Para quem entende as complexidades e as dificuldades da etapa em que nos encontramos, suponho que são os seguintes os eixos de uma política de construção partidária:

a) Aprofundar as definições programáticas do partido, buscando caracterizar as linhas - mestras do tipo de Estado que defendemos, que seja o viabilizador de uma nova experiência socialista para a humanidade, no rastro das lições e na superação, das experiências abertas pela revolução bolchevique. Para isso é preciso entender que a definição do PT como partido marxista-leninista seria hoje meramente formal e inadequada, tendo em vista, de uma parte, o significado histórico adquirido por esta expressão perante os olhos das massas e, de outra parte, porque o conteúdo filosófico da mesma foi objetivamente preenchido pela vulgaridade doutrinária do stalinismo.

b) Forjar um partido com uma relação interna democrática, que reconheça o direito de tendência, regulamentando-o por meio de normação dos deveres e direitos dos militantes individualmente, recusando-se à burocracia policialesca dos registros que evidentemente tenderão a estratificar suas tendências internas. Um partido que não recuse, ao contrário, proceda à centralização da política nas suas questões essenciais, mas de tal forma que permita e estimule que todas as correntes e organizações produzam e divulguem a mais ampla, polemizante e diversa literatura científica, política, filosófica, inclusive criando condições para que a mesma seja reconhecida e legitimada como necessária para o movimento. Um partido que revogue a atual regulamentação de tendências, que expressam um viés burocrático, centralizador em termos administrativos, além de ser ilusório e desigual, tendo em vista que essa regulamentação só poderá atingir as estruturas que se reconhecem como existentes, não atingindo nem podendo atingir as organizações que se estruturam ou se estruturaram secretamente. Para isso é preciso partir do princípio que a questão das organizações só será resolvida processualmente, à medida que o partido definir melhor a sua visão programática do socialismo (ou eventualmente de uma nova forma social democrática que se tome hegemônica) e as suas concepções estratégicas, relacionadas com a questão do poder.
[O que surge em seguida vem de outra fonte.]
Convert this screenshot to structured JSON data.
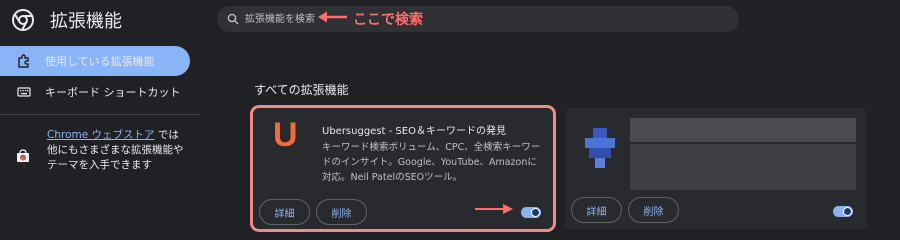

c) Superar as decisões do 5º Encontro que são extremamente simplificadoras, internamente contraditórias e abrangentes, pois são capazes de satisfazer meio mundo sem armar coerentemente ninguém. Decisões cujo etapismo nos leva a uma tática rebaixada, que não responde às condições de luta de classes no Brasil. O conteúdo hegemônico das decisões do 5º Encontro foi um dos fatores teóricos que não estimularam o partido a iniciar a criação das condições para aprofundar o seu processo de credenciamento como uma referência socialista moderna, contraposta às formas tradicionais pelas quais a burguesia faz a sua política.

Tarso Genro é vice-presidente do PT/RS e Membro do Diretório, é candidato a vice-prefeito de Porto Alegre.